U.S. Halts Pilot Program in New York to Detect Biological Attacks

Posted by NY Politics on May 7th, 2009 and filed under Issues, Security. You can follow any responses to this entry through the RSS 2.0. You can leave a response or trackback to this entry

The Department of Homeland Security is dismantling a next-generation biological attack warning system in New York City subways because of technical problems, U.S. officials said.

Robert Hooks, a deputy assistant secretary, said the department no longer believes it is necessary to expand the pilot program, as he told Congress in July, because of resource and technology limits.
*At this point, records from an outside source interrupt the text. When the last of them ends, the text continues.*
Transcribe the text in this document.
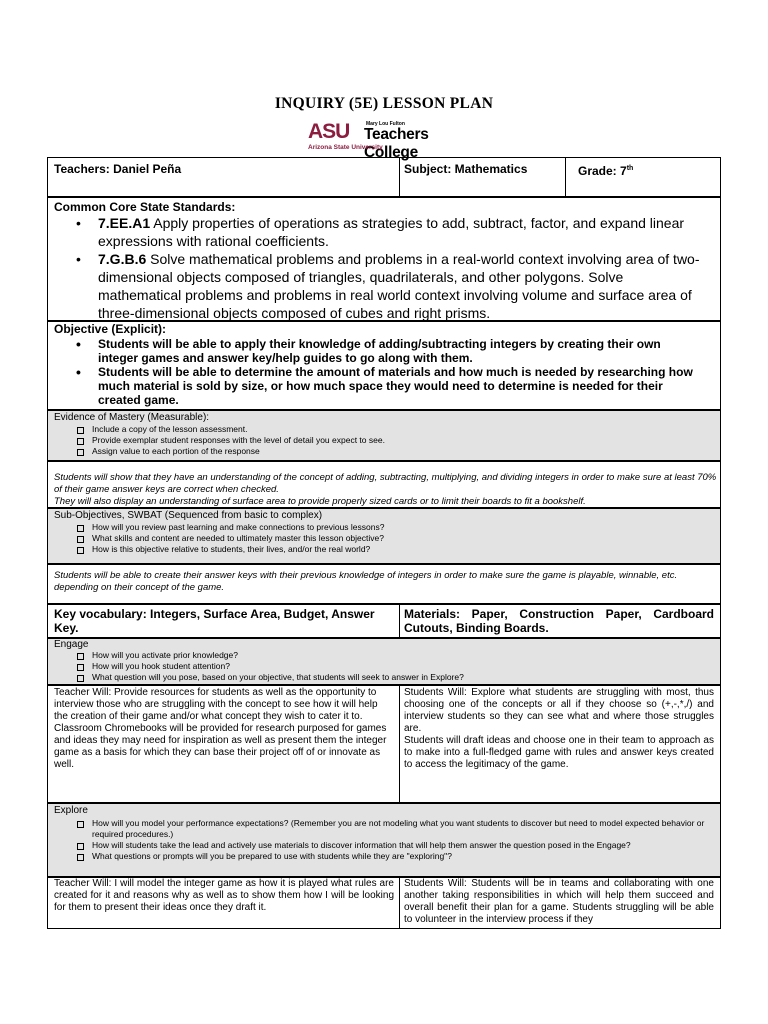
INQUIRY (5E) LESSON PLAN
ASU	Mary Lou Fulton
Teachers College
Arizona State University
Teachers: Daniel Peña	Subject: Mathematics	Grade: 7th
Common Core State Standards:
• 7.EE.A1 Apply properties of operations as strategies to add, subtract, factor, and expand linear expressions with rational coefficients.
• 7.G.B.6 Solve mathematical problems and problems in a real-world context involving area of two-dimensional objects composed of triangles, quadrilaterals, and other polygons. Solve mathematical problems and problems in real world context involving volume and surface area of three-dimensional objects composed of cubes and right prisms.
Objective (Explicit):
• Students will be able to apply their knowledge of adding/subtracting integers by creating their own integer games and answer key/help guides to go along with them.
• Students will be able to determine the amount of materials and how much is needed by researching how much material is sold by size, or how much space they would need to determine is needed for their created game.
Evidence of Mastery (Measurable):
Include a copy of the lesson assessment.
Provide exemplar student responses with the level of detail you expect to see.
Assign value to each portion of the response
Students will show that they have an understanding of the concept of adding, subtracting, multiplying, and dividing integers in order to make sure at least 70% of their game answer keys are correct when checked.
They will also display an understanding of surface area to provide properly sized cards or to limit their boards to fit a bookshelf.
Sub-Objectives, SWBAT (Sequenced from basic to complex)
How will you review past learning and make connections to previous lessons?
What skills and content are needed to ultimately master this lesson objective?
How is this objective relative to students, their lives, and/or the real world?
Students will be able to create their answer keys with their previous knowledge of integers in order to make sure the game is playable, winnable, etc. depending on their concept of the game.
Key vocabulary: Integers, Surface Area, Budget, Answer Key.
Materials: Paper, Construction Paper, Cardboard Cutouts, Binding Boards.
Engage
How will you activate prior knowledge?
How will you hook student attention?
What question will you pose, based on your objective, that students will seek to answer in Explore?
Teacher Will: Provide resources for students as well as the opportunity to interview those who are struggling with the concept to see how it will help the creation of their game and/or what concept they wish to cater it to.
Classroom Chromebooks will be provided for research purposed for games and ideas they may need for inspiration as well as present them the integer game as a basis for which they can base their project off of or innovate as well.
Students Will: Explore what students are struggling with most, thus choosing one of the concepts or all if they choose so (+,-,*,/) and interview students so they can see what and where those struggles are.
Students will draft ideas and choose one in their team to approach as to make into a full-fledged game with rules and answer keys created to access the legitimacy of the game.
Explore
How will you model your performance expectations? (Remember you are not modeling what you want students to discover but need to model expected behavior or required procedures.)
How will students take the lead and actively use materials to discover information that will help them answer the question posed in the Engage?
What questions or prompts will you be prepared to use with students while they are "exploring"?
Teacher Will: I will model the integer game as how it is played what rules are created for it and reasons why as well as to show them how I will be looking for them to present their ideas once they draft it.
Students Will: Students will be in teams and collaborating with one another taking responsibilities in which will help them succeed and overall benefit their plan for a game. Students struggling will be able to volunteer in the interview process if they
Hooks said a long-planned alternative sensor system, set for initial deployment late next year, also will not be available nationwide until 2012, to allow for more testing.

The deactivation of the pilot program in late March marks a setback in U.S. efforts to detect biological weapons, and its disclosure comes as the Obama administration is unveiling new security priorities as part of its 2010 budget today.

The federal government installed air samplers in more than 30 U.S. cities in 2003 to detect the release of potential bioweapons such as anthrax spores, plague bacteria and smallpox viruses. The BioWatch program, which cost about $500 million, was meant to speed up the response before disease could spread.

Critics said older samplers are of limited use, however, because they rely on air filters that must be manually collected and evaluated by a laboratory, taking as much as 30 hours. New York City activated newer sensors in late 2007 that can automatically sniff the air hourly for as many as 100 harmful species and transmit results immediately.

In the past three or four months, however, officials noticed that an instrument designed to detect a particular agent in several of the Autonomous Pathogen Detection System sensors began malfunctioning, Hooks said. The department’s science and technology directorate is working with an independent assessor and the sensors’ maker, the Lawrence Livermore National Laboratory, to troubleshoot the problem, he said.